Anti aging researchers may have discovered the secret of human aging in the life cycle of stem cells.

We are all familiar with the unmistakable signs of aging – weakness, wrinkled skin, lowered resistance to disease, sexual health issues, and so on. However, unraveling what triggers them has been quite a challenge and kind of the “Holy Grail” of anti-aging researchers.

Recently, anti-aging researchers at Baylor College of Medicine and collaborating institutions have discovered that a cellular phenomenon called “cryptic transcription” may be the key that everyone has been searching for.

Cryptic transcription is something that occurs in the life and death cycle of certain cells. However, previously, the phenomenon seemed to only occur only in yeasts and worms and has been linked to aging in these organisms. The Baylor team has discovered that the process also happens at an accelerated rate in mammalian stem cells as they get older.

The team reports in the journal Nature Aging that cryptic transcription occurs because a cellular mechanism that keeps it in check falls apart as cells get old. The findings suggest that strategies that control cryptic transcription could have pro-longevity effects.

“In previous work, we showed that cryptic transcription in yeasts and worms is not only a marker of aging but also a cause,” said corresponding author Dr. Weiwei Dang, assistant professor of molecular and human genetics and the Huffington Center on Aging at Baylor. “Reducing the amount of this aberrant transcription in these organisms prolonged their lifespan.”

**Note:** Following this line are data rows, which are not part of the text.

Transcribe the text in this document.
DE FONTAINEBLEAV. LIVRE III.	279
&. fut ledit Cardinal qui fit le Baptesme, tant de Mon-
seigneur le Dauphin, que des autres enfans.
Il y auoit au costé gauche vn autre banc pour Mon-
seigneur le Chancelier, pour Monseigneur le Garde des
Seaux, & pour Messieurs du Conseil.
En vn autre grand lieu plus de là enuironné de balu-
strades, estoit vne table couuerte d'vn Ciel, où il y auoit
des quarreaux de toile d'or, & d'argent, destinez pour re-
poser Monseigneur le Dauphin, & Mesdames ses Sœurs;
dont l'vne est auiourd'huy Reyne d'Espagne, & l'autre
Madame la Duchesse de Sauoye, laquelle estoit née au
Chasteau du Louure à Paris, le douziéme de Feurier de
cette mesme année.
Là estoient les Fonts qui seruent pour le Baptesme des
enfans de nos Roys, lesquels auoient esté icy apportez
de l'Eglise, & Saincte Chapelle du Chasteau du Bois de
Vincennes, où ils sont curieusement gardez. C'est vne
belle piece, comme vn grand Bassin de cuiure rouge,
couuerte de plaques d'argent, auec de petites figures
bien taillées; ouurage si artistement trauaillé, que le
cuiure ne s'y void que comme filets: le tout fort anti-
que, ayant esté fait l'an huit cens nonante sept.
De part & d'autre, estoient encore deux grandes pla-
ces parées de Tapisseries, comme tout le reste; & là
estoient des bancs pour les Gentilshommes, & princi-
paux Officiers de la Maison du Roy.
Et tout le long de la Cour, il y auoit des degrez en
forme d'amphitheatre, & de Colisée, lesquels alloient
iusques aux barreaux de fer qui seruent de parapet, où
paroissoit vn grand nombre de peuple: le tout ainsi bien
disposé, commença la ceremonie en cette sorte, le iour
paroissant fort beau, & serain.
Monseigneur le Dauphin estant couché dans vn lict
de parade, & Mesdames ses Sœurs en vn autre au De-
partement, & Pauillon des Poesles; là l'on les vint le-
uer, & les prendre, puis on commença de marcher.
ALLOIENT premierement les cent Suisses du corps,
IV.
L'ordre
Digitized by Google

Cryptic transcription is a phenomenon that interferes with normal cellular processes. Normal gene transcription is the first step in the production of proteins. It begins in a specific location on the DNA called the promoter. This is where the protein-coding gene begins to be transcribed into RNA, which is eventually translated into protein. Gene transcription is a well-regulated cellular process, but as cells age, they lose their ability to control it.

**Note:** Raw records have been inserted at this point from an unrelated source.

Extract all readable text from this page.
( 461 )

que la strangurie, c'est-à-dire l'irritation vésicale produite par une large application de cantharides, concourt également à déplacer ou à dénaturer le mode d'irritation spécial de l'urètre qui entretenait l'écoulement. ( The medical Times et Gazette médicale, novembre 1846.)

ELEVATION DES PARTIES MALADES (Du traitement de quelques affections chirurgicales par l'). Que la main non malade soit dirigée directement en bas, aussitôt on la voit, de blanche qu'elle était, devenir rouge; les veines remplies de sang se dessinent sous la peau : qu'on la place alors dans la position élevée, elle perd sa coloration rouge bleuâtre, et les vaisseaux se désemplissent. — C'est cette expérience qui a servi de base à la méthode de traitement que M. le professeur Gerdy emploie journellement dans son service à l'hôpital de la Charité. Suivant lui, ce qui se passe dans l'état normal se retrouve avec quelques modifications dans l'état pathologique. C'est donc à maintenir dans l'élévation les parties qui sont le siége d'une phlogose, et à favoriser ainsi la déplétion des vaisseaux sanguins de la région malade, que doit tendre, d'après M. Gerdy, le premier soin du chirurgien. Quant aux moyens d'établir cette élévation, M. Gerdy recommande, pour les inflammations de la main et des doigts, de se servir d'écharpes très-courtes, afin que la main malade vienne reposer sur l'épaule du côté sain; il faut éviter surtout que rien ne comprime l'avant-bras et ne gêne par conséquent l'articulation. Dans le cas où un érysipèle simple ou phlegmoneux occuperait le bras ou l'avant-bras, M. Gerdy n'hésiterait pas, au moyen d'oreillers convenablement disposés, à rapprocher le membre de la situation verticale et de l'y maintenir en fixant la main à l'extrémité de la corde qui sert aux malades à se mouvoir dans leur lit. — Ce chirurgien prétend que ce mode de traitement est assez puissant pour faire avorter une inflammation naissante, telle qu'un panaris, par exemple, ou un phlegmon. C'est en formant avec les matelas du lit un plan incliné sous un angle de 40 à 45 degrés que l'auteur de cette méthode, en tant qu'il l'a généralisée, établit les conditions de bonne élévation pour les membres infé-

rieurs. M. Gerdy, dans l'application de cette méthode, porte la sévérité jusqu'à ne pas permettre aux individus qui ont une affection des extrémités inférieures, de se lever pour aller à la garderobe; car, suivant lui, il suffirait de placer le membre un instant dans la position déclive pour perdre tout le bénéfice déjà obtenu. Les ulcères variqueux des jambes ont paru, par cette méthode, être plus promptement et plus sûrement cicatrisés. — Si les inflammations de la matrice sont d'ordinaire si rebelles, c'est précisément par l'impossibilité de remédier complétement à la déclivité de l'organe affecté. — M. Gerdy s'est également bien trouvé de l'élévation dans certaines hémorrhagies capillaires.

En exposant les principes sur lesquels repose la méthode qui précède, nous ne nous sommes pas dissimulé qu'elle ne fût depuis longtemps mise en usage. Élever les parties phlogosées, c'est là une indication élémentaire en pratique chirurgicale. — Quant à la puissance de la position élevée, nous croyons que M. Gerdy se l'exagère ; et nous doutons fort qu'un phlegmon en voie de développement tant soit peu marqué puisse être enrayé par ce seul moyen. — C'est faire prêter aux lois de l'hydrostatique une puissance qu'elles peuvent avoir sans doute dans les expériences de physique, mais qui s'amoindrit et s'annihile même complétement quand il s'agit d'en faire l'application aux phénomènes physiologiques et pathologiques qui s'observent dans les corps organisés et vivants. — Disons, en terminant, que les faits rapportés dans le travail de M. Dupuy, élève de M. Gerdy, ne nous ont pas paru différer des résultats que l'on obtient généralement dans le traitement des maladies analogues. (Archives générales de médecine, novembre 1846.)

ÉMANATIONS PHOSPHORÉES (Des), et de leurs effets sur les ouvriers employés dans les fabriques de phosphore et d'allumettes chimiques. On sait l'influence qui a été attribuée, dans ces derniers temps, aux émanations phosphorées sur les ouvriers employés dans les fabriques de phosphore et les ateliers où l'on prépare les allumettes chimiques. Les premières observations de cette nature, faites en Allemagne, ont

“Promoters have a specific DNA sequence that identifies the starting point of the transcription process that is usually located preceding the actual protein-coding sequence,” explained Dang. “But promoter look-alike sequences do exist in other locations, including along the actual protein-coding sequence, and they could start transcription and generate shorter transcripts, called cryptic transcripts. Here we investigated whether cryptic transcription increased with age in mammals and potential mechanisms involved in this phenomenon.”

The team worked with mammalian stem cells, which have been shown to play a significant role in aging. They adopted a method to detect cryptic transcription to determine the level of this transcription in mice and human stem cells, and cultured cells. When compared to young stem cells, older ones indeed had increased cryptic transcription. They also looked into other aging cells and found that, in the majority of cells spanning a range of tissues, cryptic transcription was also elevated with age.

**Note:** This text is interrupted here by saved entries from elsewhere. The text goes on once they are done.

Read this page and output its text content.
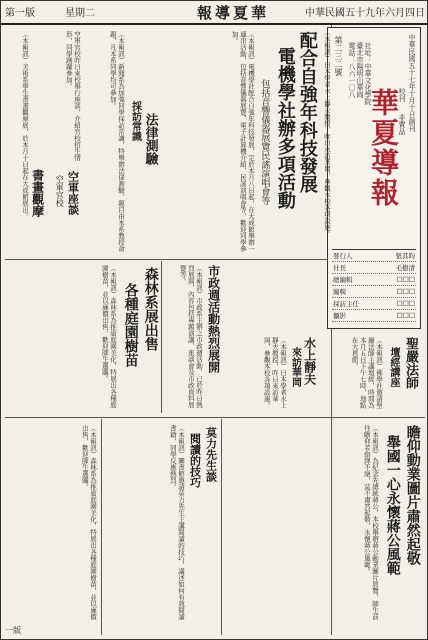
第一版	星期二	報導夏華	中華民國五十九年六月四日
中華民國五十七年十月十日創刊
校刊
非賣品
社址：中華文化學院
臺北市陽明山華岡
電話：八六一〇八
第二三二號
華夏導報
發行人	張其昀
社長	毛樹清
總編輯	□□□
編輯	□□□
採訪主任	□□□
攝影	□□□
聖嚴法師
壇經講座
（本報訊）佛學社邀請聖嚴法師主講壇經，時間為本月五日下午七時，地點在大恩館。
（本報訊）日本學者水上靜夫教授，昨日來訪華岡，參觀本校各項設施。
水上靜夫
來訪華岡
（本報訊）日本學者水上靜夫教授，昨日來訪華岡，參觀本校各項設施。
配合自強年科技發展
電機學社辦多項活動
包括音響儀器展覽民謠演唱會等
（本報訊）電機學社配合自強年科技發展，定於本月八日起，在大成館舉辦一連串活動，包括音響儀器展覽、電子計算機介紹、民謠演唱會等，歡迎同學參加。
法律測驗
採訪常識
（本報訊）新聞系為加強同學採訪常識，特舉辦法律測驗，題目由本系教授命題，凡本系同學均可參加。
空軍座談
空軍官校
書畫觀摩
（本報訊）美術系學生書畫觀摩展，於本月十日起在大成館展出。	空軍官校昨日來校舉行座談，介紹官校招生情形，同學踴躍參加。
市政週活動熱烈展開
（本報訊）市政系主辦之市政週活動，已於昨日熱烈展開，內容包括專題演講、座談會及市政資料展覽等。
森林系展出售
各種庭園樹苗
（本報訊）森林系為推廣庭園美化，特展出各種庭園樹苗，並以廉價出售，歡迎師生選購。
瞻仰動業圖片肅然起敬
舉國一心永懷蔣公風範
（本報訊）為紀念先總統蔣公，本校舉辦蔣公動業圖片展覽，師生前往瞻仰者絡繹不絕，莫不肅然起敬，永懷蔣公風範。
莫力先生談
閱讀的技巧
（本報訊）圖書館邀請莫力先生主講閱讀的技巧，講述如何有效閱讀書籍，同學反應熱烈。
（本報訊）森林系為推廣庭園美化，特展出各種庭園樹苗，並以廉價出售，歡迎師生選購。
一版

“Altogether, our findings indicate that elevated cryptic transcription is a hallmark of mammalian aging,” Dang said.

“It is still not clear how elevated cryptic transcription contributes to aging, but the evidence is accumulating that it is detrimental to mammals as it is for yeast and worms,” Dang said. “Future studies may result in ways of reduce the pro-aging effects of cryptic transcription.”

If, as Dang says, researchers can find ways to reduce or inhibit cryptic transcription, it could open up drugs or other treatment methodologies that could profoundly increase human lifespan and/or healthspan.